No dia 14 de abril, o Ibovespa encostou nos 200 mil pontos — 199.354 na máxima intradiária — exatamente quando o Bank of America publicava seu relatório chamando o Brasil de “novo ouro”. O mercado testou o limite do Eldorado no mesmo dia em que a tese foi tornada pública.
Mas a faixa dos 200 mil pontos não se rompeu.
Nesta quarta-feira, 22 de abril, o novo relatório do Bank of America elevou o preço-alvo do Ibovespa para 210 mil pontos até o fim de 2026. A revisão, de 180 mil projetados em dezembro passado para 210 mil agora, parece expressiva. Mas o ponto relevante é outro: o mercado já percorreu boa parte desse caminho. Com o índice já acima da trajetória implícita na projeção anterior, o potencial adicional encolhe para algo em torno de um dígito.
Isso muda a natureza da tese.
O Brasil parece ter voltado ao centro das alocações globais, mas não por uma reavaliação estrutural de crescimento. Voltou porque segue pagando um juro alto. Em um mundo onde o diferencial de juros segue relevante, poucos mercados oferecem o que o Brasil oferece hoje: retorno real elevado, liquidez e escala. O capital que entra não está, necessariamente, comprando ações. Está comprando taxa.

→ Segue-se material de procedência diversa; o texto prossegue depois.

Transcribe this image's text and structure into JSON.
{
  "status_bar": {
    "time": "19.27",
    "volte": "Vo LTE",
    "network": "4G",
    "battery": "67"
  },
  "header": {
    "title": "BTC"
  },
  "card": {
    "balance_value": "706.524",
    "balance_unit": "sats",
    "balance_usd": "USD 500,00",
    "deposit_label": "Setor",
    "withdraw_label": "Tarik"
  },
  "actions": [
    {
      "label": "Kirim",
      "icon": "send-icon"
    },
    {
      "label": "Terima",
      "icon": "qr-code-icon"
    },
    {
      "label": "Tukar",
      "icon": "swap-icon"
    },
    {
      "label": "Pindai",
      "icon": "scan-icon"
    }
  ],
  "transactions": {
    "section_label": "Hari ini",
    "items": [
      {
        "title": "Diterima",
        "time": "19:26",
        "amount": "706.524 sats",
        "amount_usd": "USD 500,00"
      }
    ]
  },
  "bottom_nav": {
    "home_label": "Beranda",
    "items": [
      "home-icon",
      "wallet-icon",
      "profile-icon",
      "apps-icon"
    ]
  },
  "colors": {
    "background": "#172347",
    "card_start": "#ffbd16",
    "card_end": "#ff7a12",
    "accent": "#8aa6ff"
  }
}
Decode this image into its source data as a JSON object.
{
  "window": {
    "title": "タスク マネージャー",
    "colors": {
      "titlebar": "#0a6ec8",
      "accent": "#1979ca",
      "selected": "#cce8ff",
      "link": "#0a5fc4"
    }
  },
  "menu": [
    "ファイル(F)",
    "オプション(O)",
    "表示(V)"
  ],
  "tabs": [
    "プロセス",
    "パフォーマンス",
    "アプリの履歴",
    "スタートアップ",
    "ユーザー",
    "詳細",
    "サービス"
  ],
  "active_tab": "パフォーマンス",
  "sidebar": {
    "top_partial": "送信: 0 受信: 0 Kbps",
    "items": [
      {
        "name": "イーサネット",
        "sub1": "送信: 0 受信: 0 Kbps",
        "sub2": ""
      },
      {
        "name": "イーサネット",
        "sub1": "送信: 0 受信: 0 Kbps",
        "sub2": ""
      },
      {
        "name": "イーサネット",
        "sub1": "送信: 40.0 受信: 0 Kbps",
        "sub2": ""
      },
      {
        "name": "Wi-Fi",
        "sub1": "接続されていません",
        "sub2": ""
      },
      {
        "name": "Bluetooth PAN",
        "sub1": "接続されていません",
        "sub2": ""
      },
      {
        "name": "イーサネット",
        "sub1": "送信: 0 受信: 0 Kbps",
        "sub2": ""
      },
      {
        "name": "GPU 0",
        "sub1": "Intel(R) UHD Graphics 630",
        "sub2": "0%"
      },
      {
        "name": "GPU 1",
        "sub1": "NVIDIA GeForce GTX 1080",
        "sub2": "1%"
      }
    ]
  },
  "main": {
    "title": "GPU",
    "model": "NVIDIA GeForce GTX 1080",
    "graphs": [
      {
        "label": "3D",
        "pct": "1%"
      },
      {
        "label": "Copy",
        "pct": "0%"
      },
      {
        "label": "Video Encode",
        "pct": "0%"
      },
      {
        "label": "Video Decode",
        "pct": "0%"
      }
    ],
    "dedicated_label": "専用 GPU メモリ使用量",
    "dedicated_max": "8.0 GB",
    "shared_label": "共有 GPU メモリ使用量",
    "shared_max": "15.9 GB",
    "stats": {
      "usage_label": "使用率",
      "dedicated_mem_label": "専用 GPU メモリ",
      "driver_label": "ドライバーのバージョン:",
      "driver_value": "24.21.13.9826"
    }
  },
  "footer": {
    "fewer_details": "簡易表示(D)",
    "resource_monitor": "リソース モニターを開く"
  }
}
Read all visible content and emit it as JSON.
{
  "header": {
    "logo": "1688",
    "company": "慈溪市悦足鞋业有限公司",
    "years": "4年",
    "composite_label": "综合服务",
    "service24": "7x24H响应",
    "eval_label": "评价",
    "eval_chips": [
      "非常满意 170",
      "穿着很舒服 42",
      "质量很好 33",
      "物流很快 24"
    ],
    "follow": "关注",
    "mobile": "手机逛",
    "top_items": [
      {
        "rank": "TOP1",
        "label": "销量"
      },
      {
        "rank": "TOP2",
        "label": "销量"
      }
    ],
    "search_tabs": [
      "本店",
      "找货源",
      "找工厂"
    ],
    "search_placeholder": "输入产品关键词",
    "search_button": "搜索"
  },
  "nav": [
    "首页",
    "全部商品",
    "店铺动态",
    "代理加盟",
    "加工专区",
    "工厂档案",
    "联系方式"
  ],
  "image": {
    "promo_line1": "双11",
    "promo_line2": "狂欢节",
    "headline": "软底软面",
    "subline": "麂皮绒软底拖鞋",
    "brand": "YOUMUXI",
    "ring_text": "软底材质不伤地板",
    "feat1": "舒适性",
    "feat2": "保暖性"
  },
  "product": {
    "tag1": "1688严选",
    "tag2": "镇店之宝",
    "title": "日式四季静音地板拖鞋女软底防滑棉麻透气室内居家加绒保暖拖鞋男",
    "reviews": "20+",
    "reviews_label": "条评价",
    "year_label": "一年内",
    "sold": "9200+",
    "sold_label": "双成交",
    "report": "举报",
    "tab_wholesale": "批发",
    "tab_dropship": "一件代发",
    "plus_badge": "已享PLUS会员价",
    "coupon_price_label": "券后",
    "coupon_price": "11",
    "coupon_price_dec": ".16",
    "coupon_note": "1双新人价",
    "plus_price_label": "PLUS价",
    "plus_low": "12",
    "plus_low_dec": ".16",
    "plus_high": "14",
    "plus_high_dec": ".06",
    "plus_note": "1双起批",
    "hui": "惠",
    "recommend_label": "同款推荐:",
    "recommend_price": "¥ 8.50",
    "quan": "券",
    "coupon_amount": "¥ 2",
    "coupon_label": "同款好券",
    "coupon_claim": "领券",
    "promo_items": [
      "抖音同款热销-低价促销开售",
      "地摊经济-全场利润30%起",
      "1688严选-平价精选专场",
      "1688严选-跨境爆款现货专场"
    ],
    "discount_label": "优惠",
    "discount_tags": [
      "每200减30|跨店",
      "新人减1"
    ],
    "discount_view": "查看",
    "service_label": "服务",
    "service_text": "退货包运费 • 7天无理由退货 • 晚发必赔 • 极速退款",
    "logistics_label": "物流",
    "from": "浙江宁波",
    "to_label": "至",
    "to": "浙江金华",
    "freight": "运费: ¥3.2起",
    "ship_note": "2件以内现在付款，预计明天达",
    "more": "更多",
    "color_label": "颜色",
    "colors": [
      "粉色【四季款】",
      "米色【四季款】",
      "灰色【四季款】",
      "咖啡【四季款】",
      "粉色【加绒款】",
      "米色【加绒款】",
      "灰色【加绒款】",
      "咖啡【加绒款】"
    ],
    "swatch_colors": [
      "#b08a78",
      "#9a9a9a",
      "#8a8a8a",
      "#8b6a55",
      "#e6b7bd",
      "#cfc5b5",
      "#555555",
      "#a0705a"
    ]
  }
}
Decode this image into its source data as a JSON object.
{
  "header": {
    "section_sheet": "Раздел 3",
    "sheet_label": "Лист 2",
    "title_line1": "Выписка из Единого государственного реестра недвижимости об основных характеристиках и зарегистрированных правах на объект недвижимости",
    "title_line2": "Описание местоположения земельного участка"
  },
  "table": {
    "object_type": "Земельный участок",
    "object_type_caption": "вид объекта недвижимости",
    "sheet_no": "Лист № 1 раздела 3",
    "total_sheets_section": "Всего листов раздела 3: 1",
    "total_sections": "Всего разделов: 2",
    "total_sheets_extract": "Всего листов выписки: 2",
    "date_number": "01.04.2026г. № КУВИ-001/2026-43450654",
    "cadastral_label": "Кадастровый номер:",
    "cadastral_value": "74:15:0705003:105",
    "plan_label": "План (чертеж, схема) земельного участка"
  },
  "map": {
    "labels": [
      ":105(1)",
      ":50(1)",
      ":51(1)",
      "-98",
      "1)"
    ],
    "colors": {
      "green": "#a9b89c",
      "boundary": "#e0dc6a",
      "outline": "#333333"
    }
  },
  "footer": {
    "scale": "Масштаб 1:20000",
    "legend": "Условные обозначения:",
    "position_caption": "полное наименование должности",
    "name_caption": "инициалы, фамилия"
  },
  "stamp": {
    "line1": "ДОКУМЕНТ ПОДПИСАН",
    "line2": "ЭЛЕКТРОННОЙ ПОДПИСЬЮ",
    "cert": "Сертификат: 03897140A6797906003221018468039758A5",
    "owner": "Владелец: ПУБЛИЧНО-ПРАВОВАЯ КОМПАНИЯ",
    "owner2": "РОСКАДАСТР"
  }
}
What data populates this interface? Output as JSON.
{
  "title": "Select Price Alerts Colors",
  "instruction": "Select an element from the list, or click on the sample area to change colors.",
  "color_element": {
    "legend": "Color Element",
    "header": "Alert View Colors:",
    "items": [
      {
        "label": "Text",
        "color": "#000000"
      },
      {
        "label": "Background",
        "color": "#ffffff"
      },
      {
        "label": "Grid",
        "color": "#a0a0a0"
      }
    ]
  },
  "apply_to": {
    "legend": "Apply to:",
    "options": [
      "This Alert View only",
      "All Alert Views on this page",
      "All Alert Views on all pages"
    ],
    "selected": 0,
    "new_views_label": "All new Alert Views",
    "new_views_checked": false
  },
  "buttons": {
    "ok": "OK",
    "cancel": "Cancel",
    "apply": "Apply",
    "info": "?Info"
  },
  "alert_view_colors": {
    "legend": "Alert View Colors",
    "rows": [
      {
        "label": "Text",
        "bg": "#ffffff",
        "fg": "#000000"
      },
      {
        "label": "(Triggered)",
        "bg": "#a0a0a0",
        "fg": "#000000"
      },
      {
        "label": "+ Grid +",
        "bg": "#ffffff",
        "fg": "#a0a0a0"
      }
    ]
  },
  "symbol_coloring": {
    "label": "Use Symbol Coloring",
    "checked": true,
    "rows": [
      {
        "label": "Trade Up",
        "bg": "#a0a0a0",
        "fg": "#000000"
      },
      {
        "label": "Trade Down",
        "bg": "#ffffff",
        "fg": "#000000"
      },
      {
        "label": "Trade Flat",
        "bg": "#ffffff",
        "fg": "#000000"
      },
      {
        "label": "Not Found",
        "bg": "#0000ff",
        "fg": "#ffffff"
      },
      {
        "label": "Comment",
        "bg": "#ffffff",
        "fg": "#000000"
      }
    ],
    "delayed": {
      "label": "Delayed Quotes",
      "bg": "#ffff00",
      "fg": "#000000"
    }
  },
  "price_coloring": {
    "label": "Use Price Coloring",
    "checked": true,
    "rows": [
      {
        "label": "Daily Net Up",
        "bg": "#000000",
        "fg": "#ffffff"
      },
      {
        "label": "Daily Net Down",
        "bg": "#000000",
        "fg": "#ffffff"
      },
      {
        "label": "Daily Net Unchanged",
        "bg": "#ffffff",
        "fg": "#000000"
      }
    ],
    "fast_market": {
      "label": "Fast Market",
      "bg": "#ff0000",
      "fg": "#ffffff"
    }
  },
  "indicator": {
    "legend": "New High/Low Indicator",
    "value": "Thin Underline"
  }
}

Mesmo a bolsa reflete isso. A alta recente foi concentrada, com commodities — em especial petróleo e o disparo da ação da Petrobras — respondendo por parcela relevante do movimento. A ação média ficou para trás. Não é um bull market amplo, mas sim um fluxo seletivo, ancorado em fatores externos.
Até aqui, a leitura é relativamente consensual. O ponto menos óbvio vem depois.
O carry não apenas atrai capital externo — ele organiza o ambiente. Ao sustentar o câmbio e reduzir a volatilidade, diminui o risco percebido, mas ao custo de comprimir o prêmio exigido pelo investidor. É isso que limita o upside das ações, mesmo com fluxo positivo.
Mas essa mesma dinâmica cria uma bifurcação.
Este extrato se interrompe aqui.